Automated Data Curation Using GPS & NLP to Generate Instruction-Action Pairs for Autonomous Vehicle Vision-Language Navigation Datasets
This work addresses the need for efficient data curation in vision-language navigation for autonomous vehicles, though it appears incremental as it builds on existing GPS and NLP technologies.
The paper tackles the problem of costly manual annotation for instruction-action data pairs in autonomous vehicles by proposing an automated system using GPS and NLP to generate these pairs, demonstrating a prototype that collects and categorizes voice instructions from GPS applications to form vision-language-action triads.

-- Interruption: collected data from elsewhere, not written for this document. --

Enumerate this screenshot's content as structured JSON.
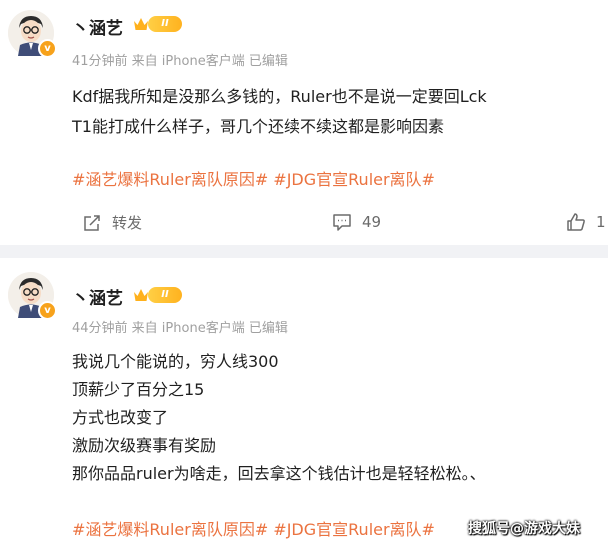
{
  "posts": [
    {
      "author": "丶涵艺",
      "level": "II",
      "meta": "41分钟前 来自 iPhone客户端 已编辑",
      "lines": [
        "Kdf据我所知是没那么多钱的，Ruler也不是说一定要回Lck",
        "T1能打成什么样子，哥几个还续不续这都是影响因素"
      ],
      "topics": "#涵艺爆料Ruler离队原因# #JDG官宣Ruler离队#",
      "actions": {
        "repost": "转发",
        "comments": "49",
        "likes": "1"
      }
    },
    {
      "author": "丶涵艺",
      "level": "II",
      "meta": "44分钟前 来自 iPhone客户端 已编辑",
      "lines": [
        "我说几个能说的，穷人线300",
        "顶薪少了百分之15",
        "方式也改变了",
        "激励次级赛事有奖励",
        "那你品品ruler为啥走，回去拿这个钱估计也是轻轻松松。、"
      ],
      "topics": "#涵艺爆料Ruler离队原因# #JDG官宣Ruler离队#"
    }
  ],
  "watermark": "搜狐号@游戏大妹",
  "colors": {
    "topic": "#eb7340",
    "meta": "#a0a0a0",
    "separator": "#f1f2f5",
    "vip": "#f7a21b"
  },
  "icons": [
    "avatar",
    "crown-icon",
    "level-badge",
    "repost-icon",
    "comment-icon",
    "like-icon"
  ]
}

Instruction-Action (IA) data pairs are valuable for training robotic systems, especially autonomous vehicles (AVs), but having humans manually annotate this data is costly and time-inefficient. This paper explores the potential of using mobile application Global Positioning System (GPS) references and Natural Language Processing (NLP) to automatically generate large volumes of IA commands and responses without having a human generate or retroactively tag the data. In our pilot data collection, by driving to various destinations and collecting voice instructions from GPS applications, we demonstrate a means to collect and categorize the diverse sets of instructions, further accompanied by video data to form complete vision-language-action triads. We provide details on our completely automated data collection prototype system, ADVLAT-Engine. We characterize collected GPS voice instructions into eight different classifications, highlighting the breadth of commands and referentialities available for curation from freely available mobile applications. Through research and exploration into the automation of IA data pairs using GPS references, the potential to increase the speed and volume at which high-quality IA datasets are created, while minimizing cost, can pave the way for robust vision-language-action (VLA) models to serve tasks in vision-language navigation (VLN) and human-interactive autonomous systems.